Here is my attempted solution:

$\varphi (180) = ?$ $m = 180 = 2^2 \cdot 5 \cdot 9$, $p_1 = 2, p_2 = 5, p_3 = 9, n = 5$

$\varphi (180) = \sum_{k=0}^5 (-1)^k = \frac{(180)}{i\varepsilon S\prod P_i} = \frac{(180)}{1} - \frac{(180)}{p_1} - \frac{(180)}{P_2} - \frac{(180)}{P_3} + \frac{(180)}{P_1P_2} + \frac{(180)}{P_1P_3} + \frac{(180)}{P_2P_3} - \frac{(180)}{P_1P_2P_3} $

This is all i really know, basically the general process on how to start the problem off but I get confused on how to go about it with subsets, etc.

Answer 1

Hint: Use co-prime multiplicativity, i.e. the property that $\varphi(pq) = \varphi(p)\varphi(q)$ when $(p, q) = 1$ to break it into individual prime factors.

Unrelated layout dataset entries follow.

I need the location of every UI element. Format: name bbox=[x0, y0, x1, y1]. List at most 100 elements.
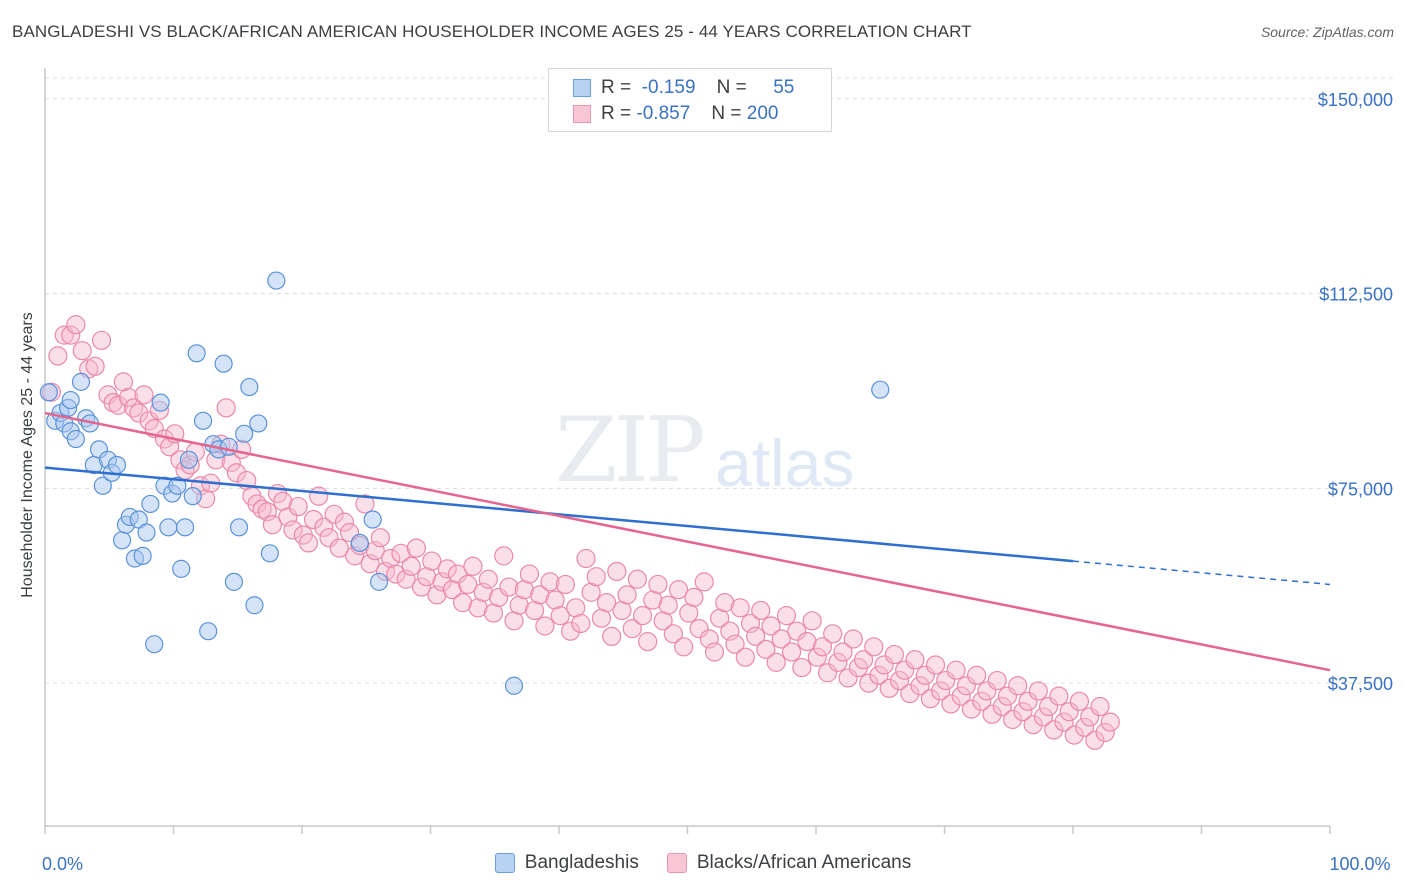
data-point-blacks bbox=[48, 346, 68, 366]
data-point-blacks bbox=[895, 660, 915, 680]
data-point-blacks bbox=[591, 608, 612, 628]
data-point-blacks bbox=[931, 681, 951, 701]
data-point-blacks bbox=[663, 624, 683, 644]
data-point-blacks bbox=[648, 574, 668, 595]
data-point-blacks bbox=[802, 611, 822, 631]
data-point-blacks bbox=[864, 637, 884, 657]
data-point-blacks bbox=[982, 704, 1002, 724]
data-point-bangladeshis bbox=[71, 372, 91, 391]
data-point-blacks bbox=[468, 598, 488, 618]
data-point-blacks bbox=[401, 556, 421, 576]
y-tick-label: $112,500 bbox=[1319, 285, 1393, 305]
legend-swatch-blue bbox=[573, 79, 591, 97]
data-point-blacks bbox=[694, 572, 714, 592]
data-point-blacks bbox=[874, 655, 894, 675]
data-point-blacks bbox=[781, 642, 802, 662]
data-point-bangladeshis bbox=[214, 354, 233, 373]
data-point-blacks bbox=[761, 616, 781, 636]
data-point-blacks bbox=[417, 567, 437, 587]
data-point-blacks bbox=[581, 582, 601, 602]
y-tick-label: $75,000 bbox=[1328, 479, 1393, 499]
data-point-bangladeshis bbox=[151, 393, 170, 412]
data-point-blacks bbox=[442, 580, 462, 600]
data-point-blacks bbox=[725, 634, 745, 654]
data-point-blacks bbox=[612, 600, 632, 621]
data-point-blacks bbox=[622, 619, 642, 639]
data-point-blacks bbox=[108, 395, 128, 415]
data-point-blacks bbox=[853, 650, 874, 670]
legend-item-bangladeshis[interactable]: Bangladeshis bbox=[494, 852, 639, 874]
data-point-blacks bbox=[797, 631, 817, 652]
data-point-blacks bbox=[314, 517, 334, 537]
data-point-blacks bbox=[884, 644, 904, 665]
data-point-blacks bbox=[391, 543, 411, 563]
data-point-blacks bbox=[674, 637, 694, 657]
data-point-blacks bbox=[627, 569, 647, 589]
data-point-blacks bbox=[925, 655, 946, 675]
data-point-blacks bbox=[509, 595, 529, 615]
data-point-blacks bbox=[586, 567, 606, 587]
legend-n-value: 200 bbox=[746, 103, 779, 124]
data-point-blacks bbox=[658, 595, 678, 615]
data-point-blacks bbox=[889, 670, 910, 691]
legend-swatch-pink bbox=[666, 853, 687, 873]
legend-item-blacks[interactable]: Blacks/African Americans bbox=[666, 852, 911, 874]
data-point-blacks bbox=[540, 572, 560, 592]
data-point-blacks bbox=[524, 600, 545, 621]
data-point-blacks bbox=[381, 548, 401, 569]
data-point-blacks bbox=[787, 621, 807, 641]
data-point-blacks bbox=[1003, 709, 1023, 730]
data-point-bangladeshis bbox=[93, 476, 112, 495]
data-point-blacks bbox=[91, 330, 112, 350]
data-point-blacks bbox=[766, 652, 786, 672]
legend-row-bangladeshis: R = -0.159 N = 55 bbox=[573, 77, 794, 99]
watermark-atlas: atlas bbox=[715, 426, 855, 500]
data-point-blacks bbox=[710, 608, 730, 628]
data-point-blacks bbox=[1049, 686, 1069, 706]
data-point-blacks bbox=[1069, 691, 1090, 711]
data-point-bangladeshis bbox=[61, 390, 80, 410]
data-point-blacks bbox=[514, 580, 534, 600]
legend-r-label: R = bbox=[601, 77, 632, 98]
data-point-blacks bbox=[735, 647, 755, 667]
data-point-blacks bbox=[972, 691, 992, 711]
data-point-blacks bbox=[961, 699, 982, 719]
data-point-blacks bbox=[1064, 725, 1084, 745]
data-point-blacks bbox=[85, 356, 105, 376]
data-point-blacks bbox=[956, 676, 976, 696]
data-point-blacks bbox=[555, 574, 576, 595]
legend-swatch-pink bbox=[573, 105, 591, 123]
data-point-bangladeshis bbox=[183, 487, 202, 506]
data-point-bangladeshis bbox=[350, 533, 369, 553]
data-point-blacks bbox=[1013, 702, 1033, 722]
data-point-bangladeshis bbox=[199, 622, 218, 641]
data-point-blacks bbox=[530, 585, 550, 605]
data-point-blacks bbox=[437, 559, 457, 579]
correlation-legend: R = -0.159 N = 55 R = -0.857 N = 200 bbox=[548, 68, 832, 132]
data-point-bangladeshis bbox=[267, 271, 286, 290]
data-point-blacks bbox=[72, 341, 92, 361]
data-point-blacks bbox=[987, 670, 1007, 691]
legend-n-label: N = bbox=[716, 77, 747, 98]
data-point-blacks bbox=[992, 696, 1012, 717]
data-point-blacks bbox=[915, 665, 935, 685]
data-point-blacks bbox=[324, 504, 344, 524]
data-point-blacks bbox=[1080, 707, 1100, 727]
data-point-bangladeshis bbox=[504, 676, 524, 695]
data-point-bangladeshis bbox=[112, 531, 132, 550]
series-bangladeshis-points bbox=[39, 271, 890, 695]
data-point-blacks bbox=[689, 619, 709, 639]
data-point-blacks bbox=[1054, 712, 1074, 732]
data-point-blacks bbox=[607, 561, 627, 582]
data-point-blacks bbox=[704, 642, 725, 662]
data-point-blacks bbox=[771, 629, 791, 649]
data-point-blacks bbox=[936, 670, 956, 691]
data-point-blacks bbox=[61, 325, 81, 345]
x-tick-label: 0.0% bbox=[42, 854, 83, 874]
source-label: Source: ZipAtlas.com bbox=[1260, 24, 1394, 40]
data-point-blacks bbox=[494, 546, 514, 566]
data-point-bangladeshis bbox=[370, 572, 389, 591]
data-point-blacks bbox=[129, 403, 149, 423]
data-point-blacks bbox=[458, 574, 478, 595]
data-point-blacks bbox=[879, 678, 899, 698]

It should then be easy to calculate each individual $\varphi(p^k)$.

Answer 2

The problem with your solution is that you are not removing the numbers having $GCD$ other that $2,5,9$ with $180$. Proceeding with your method, you should take into account every divisor of $180$ and then apply the same procedure. This will give you the correct answer.

Also it can be solved by using multiplicativity of totient function.

Answer 3

$$\phi (n)=n×(1-1/p_1)(1-1/p_2)..... (1-1/p_k)$$ Where $n=(p_1)^{n_1}(p_2)^{n_2} (p_3)^{n_3}....(p_k)^{n_k}$.